Last week he downed Lee Westwood in a play-off to win the French Open, his third tour title after Abu Dhabi and the BMW International in Germany. "Last week, this week and next week are really big tournaments," he said. "I want to take what I experienced last week into this week and next." Kaymer, 24, cuts a figure of good manners. He had every right to be content after a second-round 65 left him on eight under, only three adrift of the leader Retief Goosen.

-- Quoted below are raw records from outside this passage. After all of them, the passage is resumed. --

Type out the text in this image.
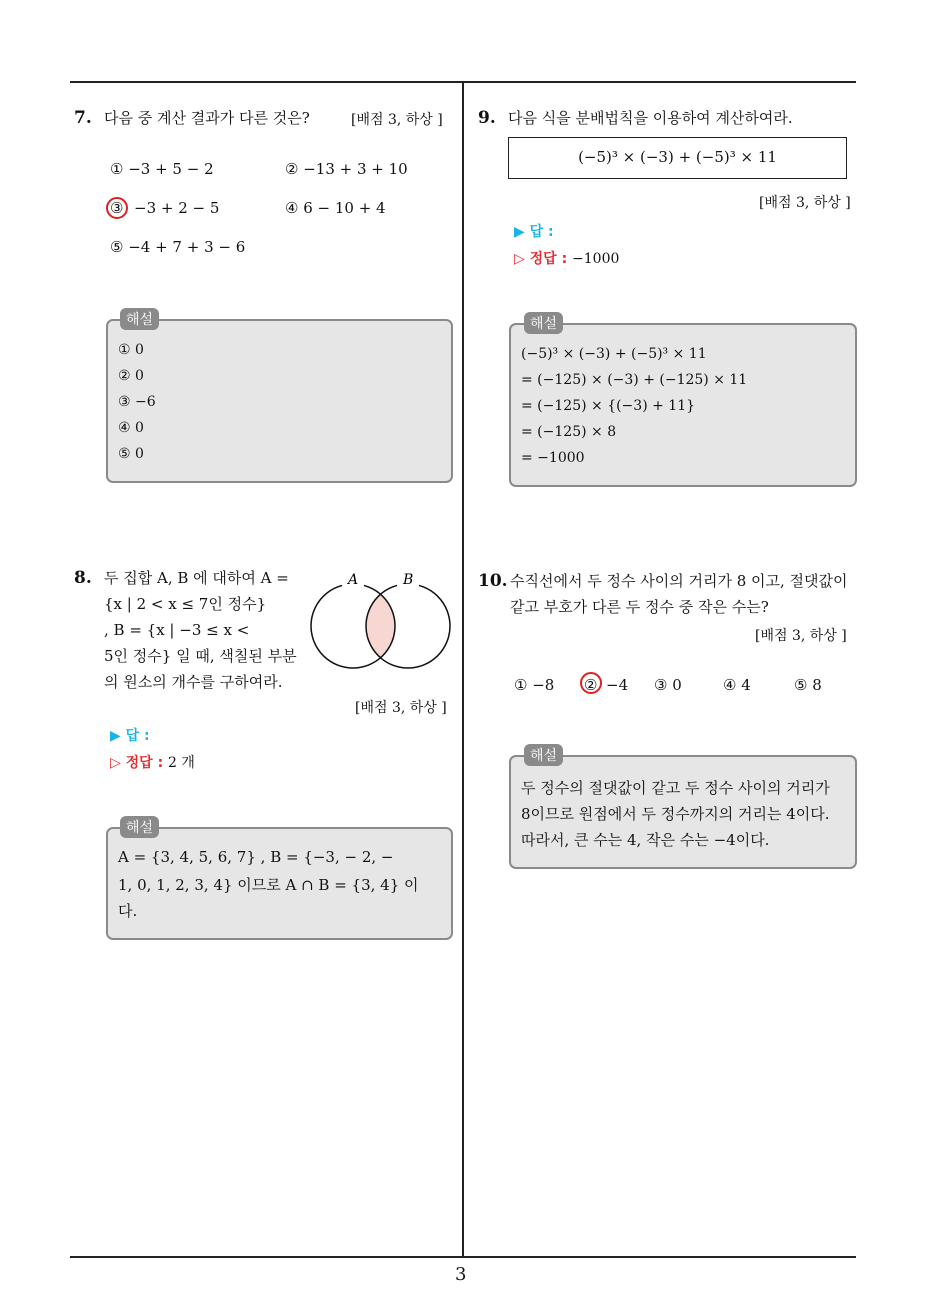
3
7. 다음 중 계산 결과가 다른 것은?	[배점 3, 하상 ]
① −3 + 5 − 2	② −13 + 3 + 10
③ −3 + 2 − 5	④ 6 − 10 + 4
⑤ −4 + 7 + 3 − 6
해설
① 0
② 0
③ −6
④ 0
⑤ 0
8. 두 집합 A, B 에 대하여 A =
{x | 2 < x ≤ 7인 정수}
, B = {x | −3 ≤ x <
5인 정수} 일 때, 색칠된 부분
의 원소의 개수를 구하여라.
A	B
[배점 3, 하상 ]
▶ 답 :
▷ 정답 : 2 개
해설
A = {3, 4, 5, 6, 7} , B = {−3, − 2, −
1, 0, 1, 2, 3, 4} 이므로 A ∩ B = {3, 4} 이
다.
9. 다음 식을 분배법칙을 이용하여 계산하여라.
(−5)³ × (−3) + (−5)³ × 11
[배점 3, 하상 ]
▶ 답 :
▷ 정답 : −1000
해설
(−5)³ × (−3) + (−5)³ × 11
= (−125) × (−3) + (−125) × 11
= (−125) × {(−3) + 11}
= (−125) × 8
= −1000
10. 수직선에서 두 정수 사이의 거리가 8 이고, 절댓값이
같고 부호가 다른 두 정수 중 작은 수는?
[배점 3, 하상 ]
① −8 ② −4 ③ 0	④ 4	⑤ 8
해설
두 정수의 절댓값이 같고 두 정수 사이의 거리가
8이므로 원점에서 두 정수까지의 거리는 4이다.
따라서, 큰 수는 4, 작은 수는 −4이다.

His year is revolving around his return to the Emirates. "The Dubai World Championship is the biggest tournament we're going to play this year. This is a special time, because it is the first time we have played there, and I intend to play well there," he said. "I will be in the US in Arizona, probably the week before Dubai so I can prepare properly. Arizona is very similar to Dubai. I think that will give me the best chance of doing well.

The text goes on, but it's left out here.